O Ministério do Comércio da China reagiu rapidamente, afirmando que os Estados Unidos devem abolir por completo as tarifas unilaterais impostas na gestão Trump. Em comunicado oficial, o governo chinês destacou que as medidas “não resolveram os problemas internos dos EUA e geraram distúrbios na economia global”.

A China reforçou sua posição contrária ao protecionismo e às guerras comerciais, afirmando que essas estratégias são insustentáveis e não produzem vencedores. Pequim também alertou para a crescente oposição interna nos EUA às tarifas, pressionando Washington a revisar sua abordagem comercial.

Decisão fragiliza política externa de Trump e gera incerteza global, avalia especialista

Para o economista e doutor em Relações Internacionais Igor Lucena, a decisão unânime do Tribunal de Comércio Internacional dos EUA representa um revés significativo para a política externa de Donald Trump, cujo principal instrumento de pressão internacional vinha sendo o uso estratégico de tarifas. Segundo Lucena, a medida fragiliza politicamente Trump, reforça os poderes do Congresso e do Judiciário, e pode inclusive ser vista como uma vitória para seus adversários internos e externos, como China, México, Canadá e União Europeia. O especialista classificou esse movimento como o “início da derrota de Trump“

“As tarifas eram a principal ferramenta da agenda de reindustrialização americana e causavam impacto direto nas economias dos parceiros comerciais dos EUA. Ao serem suspensas, perde-se parte da previsibilidade das relações comerciais internacionais, e instaura-se uma nova fase de incerteza e cautela entre empresas e governos”, afirmou.

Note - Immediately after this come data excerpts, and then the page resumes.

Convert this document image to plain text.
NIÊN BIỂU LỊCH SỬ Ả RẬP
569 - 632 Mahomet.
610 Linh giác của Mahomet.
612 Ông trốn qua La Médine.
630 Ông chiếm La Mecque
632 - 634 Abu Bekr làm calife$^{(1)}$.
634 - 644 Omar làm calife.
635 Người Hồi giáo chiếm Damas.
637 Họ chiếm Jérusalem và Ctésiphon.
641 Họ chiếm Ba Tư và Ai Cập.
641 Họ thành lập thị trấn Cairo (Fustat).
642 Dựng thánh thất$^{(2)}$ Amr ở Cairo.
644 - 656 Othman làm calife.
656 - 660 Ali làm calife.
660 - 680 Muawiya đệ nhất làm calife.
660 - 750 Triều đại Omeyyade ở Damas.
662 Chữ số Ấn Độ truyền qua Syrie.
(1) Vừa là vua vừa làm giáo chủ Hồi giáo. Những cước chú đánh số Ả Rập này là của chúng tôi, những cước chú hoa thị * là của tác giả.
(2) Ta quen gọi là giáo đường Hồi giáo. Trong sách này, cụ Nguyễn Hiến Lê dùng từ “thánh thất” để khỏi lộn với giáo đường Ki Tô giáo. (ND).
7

Lucena destaca ainda que, embora a decisão aponte para um fortalecimento institucional e do sistema de freios e contrapesos, ela também cria instabilidade jurídica no curto prazo e coloca em dúvida os rumos da política comercial americana, especialmente se Trump tentar reverter a medida no Congresso ou buscar uma nova legislação que restabeleça sua autoridade. “Neste momento, o que deveria ser estabilidade se transforma em ambiguidade. As nações não sabem se devem negociar com base na era Trump ou em políticas pré-Trump — e isso freia investimentos e compromete o ritmo das negociações multilaterais”, concluiu.